Die PKV endet nicht mit dem Rentenbeginn. Was aufhört, ist der Arbeitgeberzuschuss. Wer eine gesetzliche Rente bezieht, kann stattdessen beim DRV-Zuschuss landen: 8,75 Prozent der gesetzlichen Bruttorente, maximal die Hälfte der tatsächlichen KV-Aufwendungen. Zusätzlich greifen mehrere Entlastungsmechanismen zeitlich gestaffelt, vom Zuschlagwegfall mit 60 bis zur aktiven Beitragssenkung ab 80.

Das Wichtigste in Kürze
  • Die PKV läuft unverändert weiter. Es gibt weder eine neue Gesundheitsprüfung noch eine automatische Umstellung in einen Rentnertarif.
  • Der Arbeitgeberzuschuss entfällt mit Ende des Beschäftigungsverhältnisses.
  • Der Rentenzuschuss der DRV beträgt 2026 8,75 Prozent der gesetzlichen Bruttorente, höchstens 50 Prozent der tatsächlichen KV-Aufwendungen. Er muss beantragt werden.
  • Die private Pflegepflichtversicherung wird nicht bezuschusst. Sie ist vollständig selbst zu tragen.
  • Der gesetzliche 10-Prozent-Zuschlag auf den Krankenvollversicherungsbeitrag entfällt zum Ende des Jahres, in dem das 60. Lebensjahr vollendet wird.
  • Ab 65 Jahren werden die aus dem Zuschlag aufgebauten Mittel eingesetzt, um Beitragserhöhungen abzumildern. Ab 80 Jahren senken verbleibende Mittel den Beitrag direkt.
  • Ein interner Tarifwechsel nach § 204 VVG beim eigenen Versicherer ist das wirksamste Instrument zur Beitragsoptimierung im Alter. Alterungsrückstellungen bleiben dabei vollständig erhalten.

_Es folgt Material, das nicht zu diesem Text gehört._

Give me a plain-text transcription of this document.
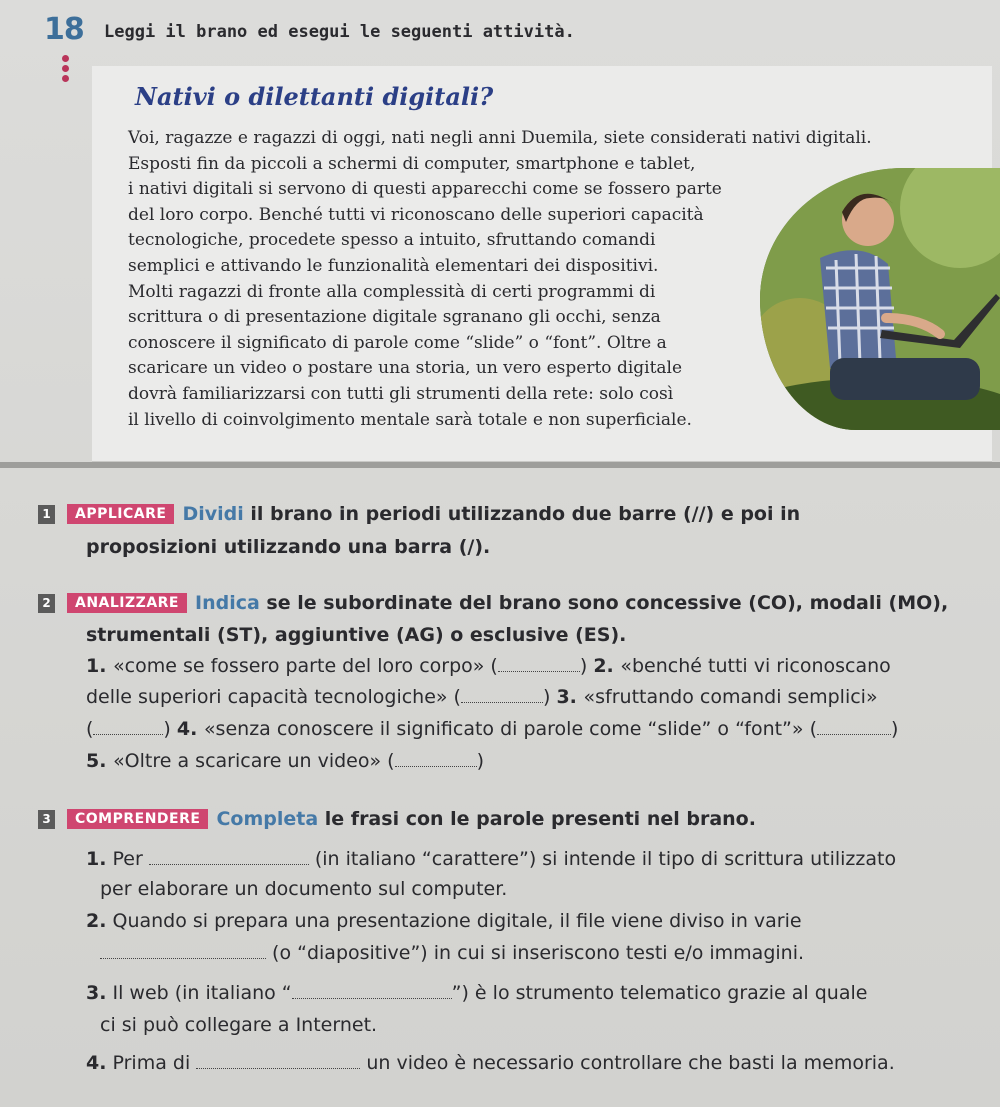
18 Leggi il brano ed esegui le seguenti attività.
Nativi o dilettanti digitali?
Voi, ragazze e ragazzi di oggi, nati negli anni Duemila, siete considerati nativi digitali.
Esposti fin da piccoli a schermi di computer, smartphone e tablet,
i nativi digitali si servono di questi apparecchi come se fossero parte
del loro corpo. Benché tutti vi riconoscano delle superiori capacità
tecnologiche, procedete spesso a intuito, sfruttando comandi
semplici e attivando le funzionalità elementari dei dispositivi.
Molti ragazzi di fronte alla complessità di certi programmi di
scrittura o di presentazione digitale sgranano gli occhi, senza
conoscere il significato di parole come “slide” o “font”. Oltre a
scaricare un video o postare una storia, un vero esperto digitale
dovrà familiarizzarsi con tutti gli strumenti della rete: solo così
il livello di coinvolgimento mentale sarà totale e non superficiale.
1 APPLICARE Dividi il brano in periodi utilizzando due barre (//) e poi in
proposizioni utilizzando una barra (/).
2 ANALIZZARE Indica se le subordinate del brano sono concessive (CO), modali (MO),
strumentali (ST), aggiuntive (AG) o esclusive (ES).
1. «come se fossero parte del loro corpo» (	) 2. «benché tutti vi riconoscano
delle superiori capacità tecnologiche» (	) 3. «sfruttando comandi semplici»
(	) 4. «senza conoscere il significato di parole come “slide” o “font”» (	)
5. «Oltre a scaricare un video» (	)
3 COMPRENDERE Completa le frasi con le parole presenti nel brano.
1. Per	(in italiano “carattere”) si intende il tipo di scrittura utilizzato
per elaborare un documento sul computer.
2. Quando si prepara una presentazione digitale, il file viene diviso in varie
(o “diapositive”) in cui si inseriscono testi e/o immagini.
3. Il web (in italiano “	”) è lo strumento telematico grazie al quale
ci si può collegare a Internet.
4. Prima di	un video è necessario controllare che basti la memoria.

Was passiert beim Renteneintritt mit der PKV?

Der Rentenbeginn verändert die Finanzierung der PKV, nicht den Schutz. Um das vollständig zu verstehen, lohnt es sich, die einzelnen Ereignisse chronologisch auseinanderzuhalten, denn sie fallen selten auf denselben Zeitpunkt.

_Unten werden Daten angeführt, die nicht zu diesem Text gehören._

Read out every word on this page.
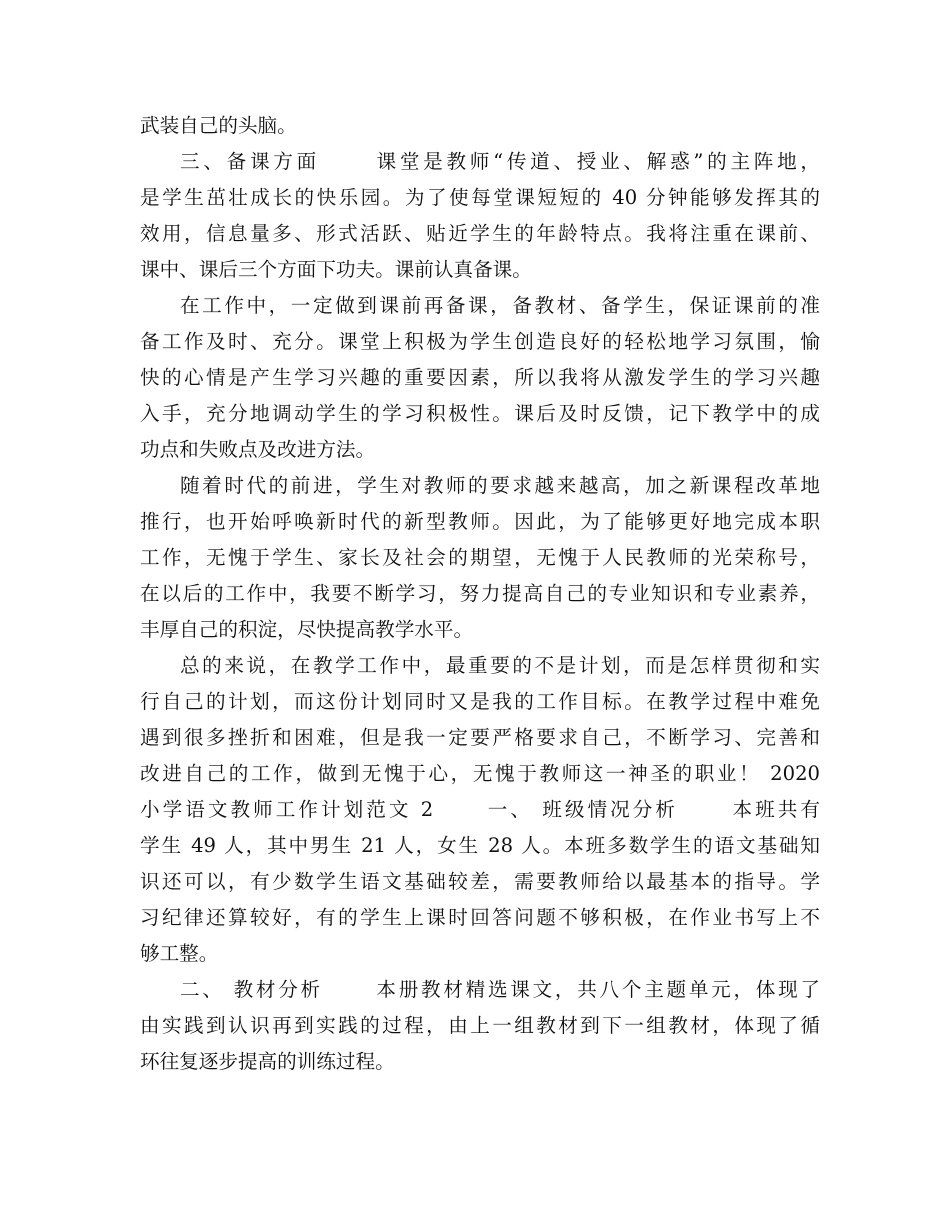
武装自己的头脑。
三、备课方面 　　课堂是教师“传道、授业、解惑”的主阵地，
是学生茁壮成长的快乐园。为了使每堂课短短的 40 分钟能够发挥其的
效用，信息量多、形式活跃、贴近学生的年龄特点。我将注重在课前、
课中、课后三个方面下功夫。课前认真备课。
在工作中，一定做到课前再备课，备教材、备学生，保证课前的准
备工作及时、充分。课堂上积极为学生创造良好的轻松地学习氛围，愉
快的心情是产生学习兴趣的重要因素，所以我将从激发学生的学习兴趣
入手，充分地调动学生的学习积极性。课后及时反馈，记下教学中的成
功点和失败点及改进方法。
随着时代的前进，学生对教师的要求越来越高，加之新课程改革地
推行，也开始呼唤新时代的新型教师。因此，为了能够更好地完成本职
工作，无愧于学生、家长及社会的期望，无愧于人民教师的光荣称号，
在以后的工作中，我要不断学习，努力提高自己的专业知识和专业素养，
丰厚自己的积淀，尽快提高教学水平。
总的来说，在教学工作中，最重要的不是计划，而是怎样贯彻和实
行自己的计划，而这份计划同时又是我的工作目标。在教学过程中难免
遇到很多挫折和困难，但是我一定要严格要求自己，不断学习、完善和
改进自己的工作，做到无愧于心，无愧于教师这一神圣的职业！ 2020
小学语文教师工作计划范文 2 　　一、 班级情况分析 　　本班共有
学生 49 人，其中男生 21 人，女生 28 人。本班多数学生的语文基础知
识还可以，有少数学生语文基础较差，需要教师给以最基本的指导。学
习纪律还算较好，有的学生上课时回答问题不够积极，在作业书写上不
够工整。
二、 教材分析 　　本册教材精选课文，共八个主题单元，体现了
由实践到认识再到实践的过程，由上一组教材到下一组教材，体现了循
环往复逐步提高的训练过程。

Diese Übersicht zeigt, wann welche Änderung eintritt:

ZeitpunktTypische Auswirkung
Ende des Jahres, in dem das 60. Lebensjahr vollendet wirdGesetzlicher 10-Prozent-Zuschlag auf die Krankenvollversicherung entfällt
Ab Vollendung des 65. LebensjahresMittel aus dem Zuschlag werden eingesetzt, um Mehrprämien aus Beitragserhöhungen ganz oder teilweise zu finanzieren
Mit Aufgabe der ErwerbstätigkeitKrankentagegeldschutz wird nicht mehr benötigt, sein Beitrag entfällt
Mit Ende des BeschäftigungsverhältnissesArbeitgeberzuschuss entfällt
Ab gesetzlichem RentenbeginnDRV-Zuschuss ist möglich, aber nur nach Antrag und nur bei Bezug einer gesetzlichen Rente
Ab vereinbartem EntlastungsalterBeitragsentlastungstarif reduziert den Beitrag in der vertraglich vereinbarten Höhe
Ab Vollendung des 80. LebensjahresNoch nicht verbrauchte Mittel aus dem Zuschlag werden zur direkten Prämiensenkung eingesetzt

Rentenbeginn und 60., 65. oder 67. Geburtstag müssen nicht zusammenfallen. Eine vorgezogene Altersrente löst nicht rückwirkend den Wegfall des gesetzlichen Zuschlags aus. Maßgeblich sind die gesetzlichen Altersgrenzen und die jeweiligen Vertragsbedingungen.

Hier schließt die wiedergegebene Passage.